Run With Docker Compose#

docker compose up starts audio-analyzer, text-to-speech, rag-service, kiosk-core (REST API), and kiosk-ui (Gradio interface) as containers, using the prebuilt images published on Docker Hub.

Microphone audio is captured by the browser and uploaded to kiosk-core as a WAV file. No host audio device is passed into the containers.

To rebuild the images from source instead of pulling, see Build from Source. To run kiosk-core and the UI directly on the host, see Run On the Host.

Clone#

git clone https://github.com/intel-retail/voice-enabled-interactions.git
cd voice-enabled-interactions/smart-kiosk-assistant

Pull And Start#

From smart-kiosk-assistant/:

docker compose pull
docker compose up -d

docker compose pull fetches all five images from Docker Hub:

intel/audio-analyzer:${RELEASE_TAG}
intel/text-to-speech:${RELEASE_TAG}
intel/rag-service:${RELEASE_TAG}
intel/kiosk-core:${RELEASE_TAG}
intel/kiosk-ui:${RELEASE_TAG}

REGISTRY and RELEASE_TAG are read from .env (defaults: REGISTRY=intel, committed RELEASE_TAG pins the current release).

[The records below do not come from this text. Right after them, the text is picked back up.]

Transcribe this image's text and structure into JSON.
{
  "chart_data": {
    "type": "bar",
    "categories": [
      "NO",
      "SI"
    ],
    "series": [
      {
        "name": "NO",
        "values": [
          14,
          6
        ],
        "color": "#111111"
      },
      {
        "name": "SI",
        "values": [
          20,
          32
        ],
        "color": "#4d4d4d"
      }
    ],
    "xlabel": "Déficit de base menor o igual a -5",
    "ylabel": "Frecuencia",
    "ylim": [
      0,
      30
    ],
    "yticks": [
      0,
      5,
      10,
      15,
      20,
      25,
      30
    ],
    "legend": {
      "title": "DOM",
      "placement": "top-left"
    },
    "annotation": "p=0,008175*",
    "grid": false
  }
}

This starts five containers:

Container	Port	Purpose
`audio-analyzer`	8010	Speech-to-text
`text-to-speech`	8011	Speech synthesis
`rag-service`	8020	Knowledge-base retrieval
`kiosk-core`	8012	FastAPI session API
`kiosk-ui`	7860	Gradio voice UI

Containers run as non-root; every image is built with UID/GID 1000:1000 and the named volumes are initialized with that ownership, so no host UID/GID configuration is required.

Verify#

docker compose ps
curl --noproxy '*' http://127.0.0.1:8012/health   # {"status":"ok"}

Open http://127.0.0.1:7860 in a browser, click the microphone, and speak your question.

Logs#

docker compose logs -f kiosk-core
docker compose logs -f kiosk-ui

Restart / Stop#

docker compose restart            # after env var change
docker compose pull && docker compose up -d   # after a new release tag
docker compose down               # teardown

Notes#

The default Compose wiring connects kiosk-core and kiosk-ui to the internal audio-analyzer, rag-service, and text-to-speech containers. Override these URLs only when this stack must call services outside the local Compose network.
See Configuration for environment variables, model selection, and inference device, and API Reference for endpoint details.